La segunda vez fue a fines de mi año sabático en Argentina, es decir hace algo más de un año. El sentido era claramente el cierre de la etapa. Esta vez sin vehículo aparecía rodeada de mis papás y mi ex pololo que observaban como me desprendía de la experiencia humana. Yo consciente del fin, lloraba, sentía melancolía por lo que terminaba. Una curiosa dualidad entre la resignación y el apego.

La casa grande, el hogar que aparece en mi sueño reciente, la curva inesperada que nos hace cambiar el curso y la manera de conducir de mi hermano, me hablan abiertamente de la muy posible llegada de mis padres a Santiago. El cambio de realidad que ello conlleva, la vida que se acomodará de una forma distinta, el espacio que ya emerge para armar nuevas rutinas, límites en las relaciones y convivencias.

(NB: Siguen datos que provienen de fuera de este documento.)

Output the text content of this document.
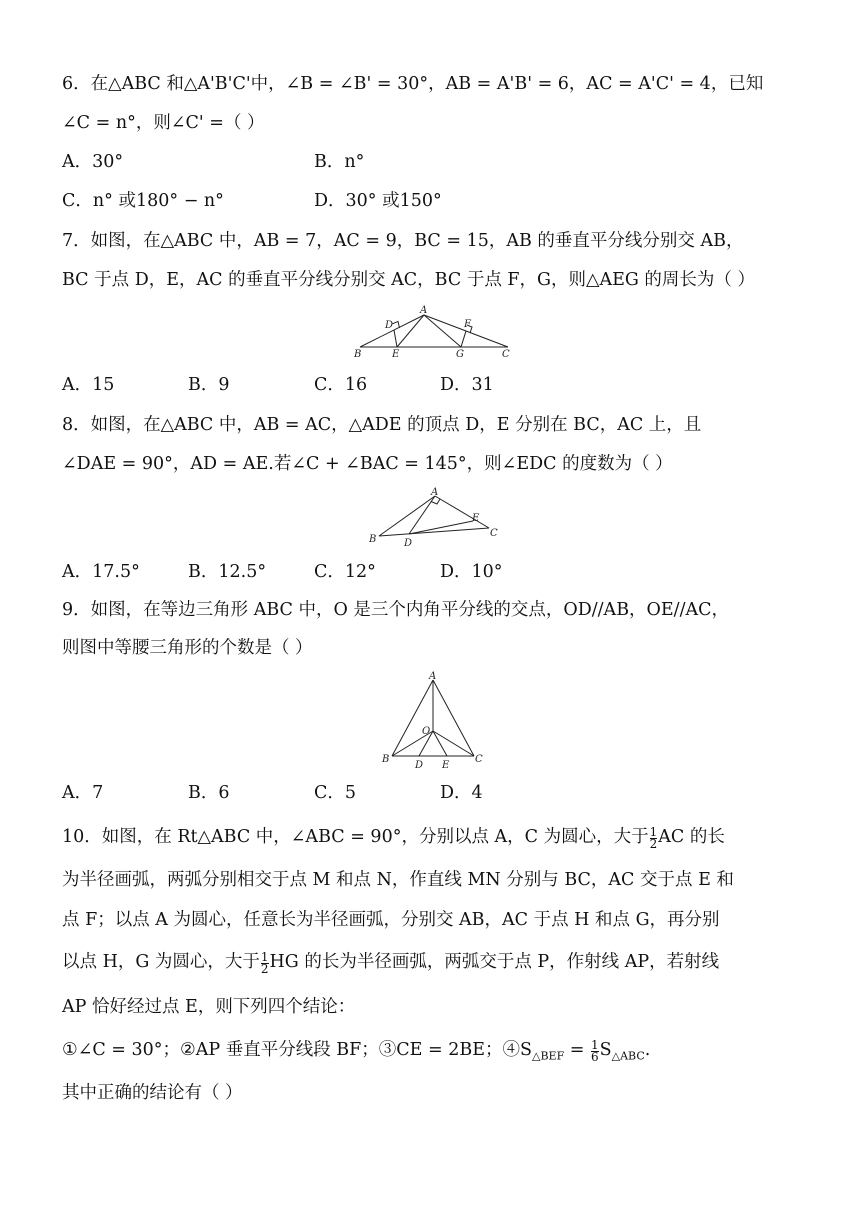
6．在△ABC 和△A'B'C'中，∠B = ∠B' = 30°，AB = A'B' = 6，AC = A'C' = 4，已知
∠C = n°，则∠C' =（ ）
A．30°	B．n°
C．n° 或180° − n°	D．30° 或150°
7．如图，在△ABC 中，AB = 7，AC = 9，BC = 15，AB 的垂直平分线分别交 AB，
BC 于点 D，E，AC 的垂直平分线分别交 AC，BC 于点 F，G，则△AEG 的周长为（ ）
A
B	C
D
E
F
G
A．15	B．9	C．16	D．31
8．如图，在△ABC 中，AB = AC，△ADE 的顶点 D，E 分别在 BC，AC 上，且
∠DAE = 90°，AD = AE.若∠C + ∠BAC = 145°，则∠EDC 的度数为（ ）
A
B
C
D
E
A．17.5°	B．12.5°	C．12°	D．10°
9．如图，在等边三角形 ABC 中，O 是三个内角平分线的交点，OD//AB，OE//AC，
则图中等腰三角形的个数是（ ）
A
B	C
D E
O
A．7	B．6	C．5	D．4
10．如图，在 Rt△ABC 中，∠ABC = 90°，分别以点 A，C 为圆心，大于 $\frac{1}{2}$ AC 的长
为半径画弧，两弧分别相交于点 M 和点 N，作直线 MN 分别与 BC，AC 交于点 E 和
点 F；以点 A 为圆心，任意长为半径画弧，分别交 AB，AC 于点 H 和点 G，再分别
以点 H，G 为圆心，大于 $\frac{1}{2}$ HG 的长为半径画弧，两弧交于点 P，作射线 AP，若射线
AP 恰好经过点 E，则下列四个结论：
①∠C = 30°；②AP 垂直平分线段 BF；③CE = 2BE；$④S_{\triangle BEF} = \frac{1}{6} S_{\triangle ABC}$.
其中正确的结论有（ ）
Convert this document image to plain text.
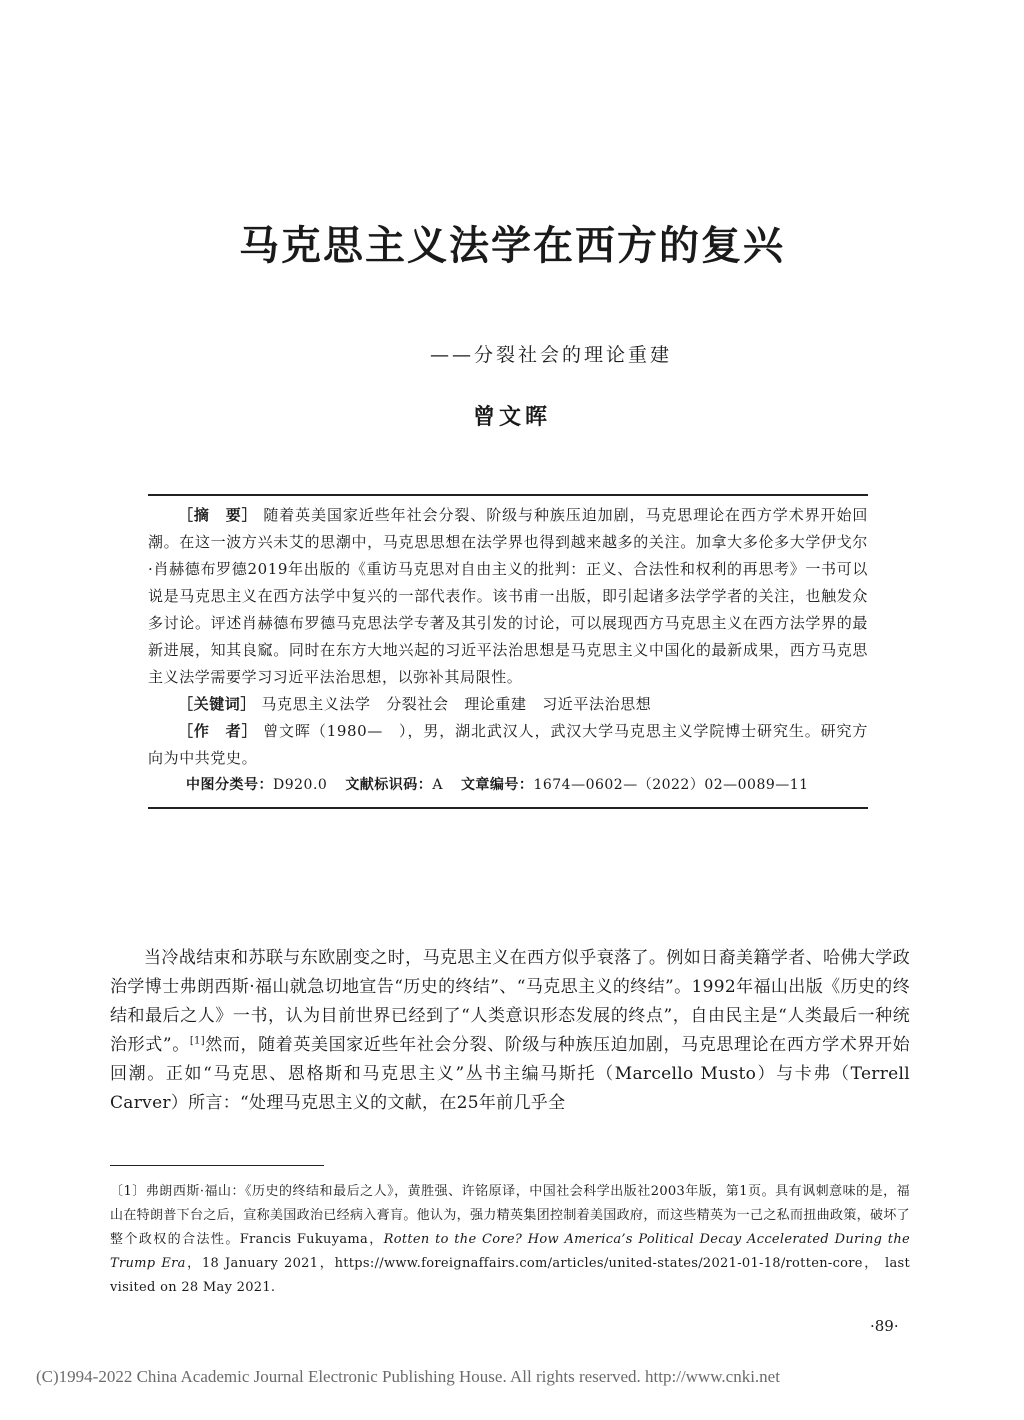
马克思主义法学在西方的复兴
——分裂社会的理论重建
曾文晖

［摘　要］ 随着英美国家近些年社会分裂、阶级与种族压迫加剧，马克思理论在西方学术界开始回潮。在这一波方兴未艾的思潮中，马克思思想在法学界也得到越来越多的关注。加拿大多伦多大学伊戈尔·肖赫德布罗德2019年出版的《重访马克思对自由主义的批判：正义、合法性和权利的再思考》一书可以说是马克思主义在西方法学中复兴的一部代表作。该书甫一出版，即引起诸多法学学者的关注，也触发众多讨论。评述肖赫德布罗德马克思法学专著及其引发的讨论，可以展现西方马克思主义在西方法学界的最新进展，知其良窳。同时在东方大地兴起的习近平法治思想是马克思主义中国化的最新成果，西方马克思主义法学需要学习习近平法治思想，以弥补其局限性。

［关键词］ 马克思主义法学　分裂社会　理论重建　习近平法治思想

［作　者］ 曾文晖（1980—　），男，湖北武汉人，武汉大学马克思主义学院博士研究生。研究方向为中共党史。

中图分类号：D920.0 文献标识码：A 文章编号：1674—0602—（2022）02—0089—11

当冷战结束和苏联与东欧剧变之时，马克思主义在西方似乎衰落了。例如日裔美籍学者、哈佛大学政治学博士弗朗西斯·福山就急切地宣告“历史的终结”、“马克思主义的终结”。1992年福山出版《历史的终结和最后之人》一书，认为目前世界已经到了“人类意识形态发展的终点”，自由民主是“人类最后一种统治形式”。[1]然而，随着英美国家近些年社会分裂、阶级与种族压迫加剧，马克思理论在西方学术界开始回潮。正如“马克思、恩格斯和马克思主义”丛书主编马斯托（Marcello Musto）与卡弗（Terrell Carver）所言：“处理马克思主义的文献，在25年前几乎全

〔1〕弗朗西斯·福山：《历史的终结和最后之人》，黄胜强、许铭原译，中国社会科学出版社2003年版，第1页。具有讽刺意味的是，福山在特朗普下台之后，宣称美国政治已经病入膏肓。他认为，强力精英集团控制着美国政府，而这些精英为一己之私而扭曲政策，破坏了整个政权的合法性。Francis Fukuyama，Rotten to the Core? How America’s Political Decay Accelerated During the Trump Era，18 January 2021，https://www.foreignaffairs.com/articles/united-states/2021-01-18/rotten-core， last visited on 28 May 2021.

·89·
(C)1994-2022 China Academic Journal Electronic Publishing House. All rights reserved. http://www.cnki.net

En todo este juego mi hermano Pablo llevándonos al extremo. O más bien la parte de mí que lo absorbe como el que toma el volante de la situación y nos conduce bajo sus reglas, sus ritmos, sus ganas.

Mi inconsciente está alerta. Habla fuerte y claro para que yo esté atenta al cambio. Un cambio inminente que aunque no nos desbarranque traumáticamente, nos llevará inevitablemente a la muerte para desde ahí renacer con otras formas, otras consciencias, otras pieles, otros seres, como una nueva familia.